A tale is shared about a British envoy and his colleagues at the United Nations who were inquired about their wishes for the holiday season. The British representative responded with a desire for a box of exquisite, handmade chocolates, but was taken aback when other ambassadors listed more altruistic hopes such as “Peace on Earth”, “Stability”, and “An end to global poverty”.
During this season, when we are confronted with a tumultuous and divided world, our aspirations must extend beyond just our own desires. They must be centered on addressing the immense problems that are crippling our planet – the ongoing conflict between Russia and Ukraine, the devastation in the Middle East, and the increasing presence of poverty and disparity both domestically and internationally.
Despite the despair that lingers over Kyiv, Gaza, and the survivors of the Hamas terrorist attack in Israel, finding hope may seem like a futile effort. However, I am reminded of a painting that briefly hung in Nelson Mandela’s prison cell on Robben Island. Titled “Hope” and created by Frederick Watts, at first glance it may appear more fittingly named “Despair” as it portrays a blindfolded young girl struggling to play a harp with most strings broken. Yet, as Mandela shared with me, there was no contradiction: even when faced with seemingly hopeless situations, it is crucial to maintain hope. This is exactly what he embodied: despite spending 27 years in prison, battling TB, facing execution threats, and witnessing the hanging of his friends, he never lost hope that one day he and his country would be free.
Despite the bleakness in communities that ministers may overlook and the despair of those they will never encounter, there are glimmers of hope within the confines of our homes. Recently, UK charities and corporations have joined forces to address the issues of hunger, homelessness, and poverty. While we traditionally view society as consisting of three sectors – markets, government, and communities – a fourth sector has emerged. This new sector involves collaboration between businesses and charities to create a “multibank,” recognizing the reality that surplus goods from companies (such as food, clothing, bedding, toiletries, and furnishings) can be utilized by charities to assist those in need.
Given the current situation where certain groups of consumers are unable to afford the products of companies, and with charities willing to collaborate to prevent necessary items from going to waste, a new coalition of compassion has been formed. This group aims to establish a chain of hope, connecting wealthy corporations who are able to be generous with families who are struggling and have limited resources.
From this recent development and looking at past events, it is clear that even in difficult circumstances, hope can be revived with the presence of effective leadership. Without taking action, a vision is merely a daydream, and action without a vision can lead to disastrous outcomes. However, when vision and action are combined, they have the power to change the course of history. For example, John F. Kennedy’s speech for peace in 1963 brought about the first nuclear test ban treaty only three months later after the tense Cuban missile crisis. Similarly, the unexpected camaraderie between Ronald Reagan and Mikhail Gorbachev resulted in the largest reduction of nuclear weapons ever seen after Reagan asked Gorbachev if he would come to the aid of the US in case of a space asteroid threat.
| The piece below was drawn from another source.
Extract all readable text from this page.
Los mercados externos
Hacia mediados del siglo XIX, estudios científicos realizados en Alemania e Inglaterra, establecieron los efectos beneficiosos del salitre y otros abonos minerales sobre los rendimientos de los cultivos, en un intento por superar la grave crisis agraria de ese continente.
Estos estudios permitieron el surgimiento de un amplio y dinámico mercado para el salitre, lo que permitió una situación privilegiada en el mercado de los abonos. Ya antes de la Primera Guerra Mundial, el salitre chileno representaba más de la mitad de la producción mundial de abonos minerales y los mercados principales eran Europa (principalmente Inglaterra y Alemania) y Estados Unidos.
The environmental advancements in the 1980s, specifically addressing the hole in the ozone layer, were achieved through collaboration between Russian and American scientists. The success of the 2015 Paris climate accord, despite the prevailing protectionist mindset, was a result of environmental activism. During the 2008 financial crisis, China and India were willing to cooperate in finding a solution, and the G20, composed of the 20 wealthiest countries, provided a $1 trillion rescue package, the largest in history. These achievements were only possible because leaders recognized the seriousness of the situation and were able to unite for a shared goal.
These pivotal moments give me hope. We are familiar with the conditions of a Middle East peace agreement that would result in a two-state solution. In 2008 and 2009, I was involved in detailed negotiations where the former Israeli prime minister Ehud Olmert and the former Saudi Arabian King Abdullah examined revised maps of settlements and discussed the financial and security arrangements necessary for a lasting peace. Now, it is crucial for the entire world – including the western countries, Arab nations, and Brics bloc – to collaborate. If they can isolate the two main obstacles to a two-state solution – Hamas and the far-right Israeli group – and build upon the recent willingness of most Middle Eastern countries to recognize Israel, some good may come out of the terrible events of 2023 by 2024.
Ukraine – now firing only one missile for every four Russian forces detonate against it – should have the resources to stand up to a Russia that must learn it will only re-enter the international community if it gives up on its attempt to subjugate a sovereign state. We know how to avert climate catastrophe, but the wealthiest oil-producing states who have gained trillions in windfall profits should be persuaded to take the first steps to funding the mitigation and adaptation desperately needed in the global south.
We are aware of the actions necessary to eradicate poverty, illiteracy, and disease, and it is the responsibility of the wealthiest nations to do their part. As Mandela once said, what seems impossible can become possible with our efforts.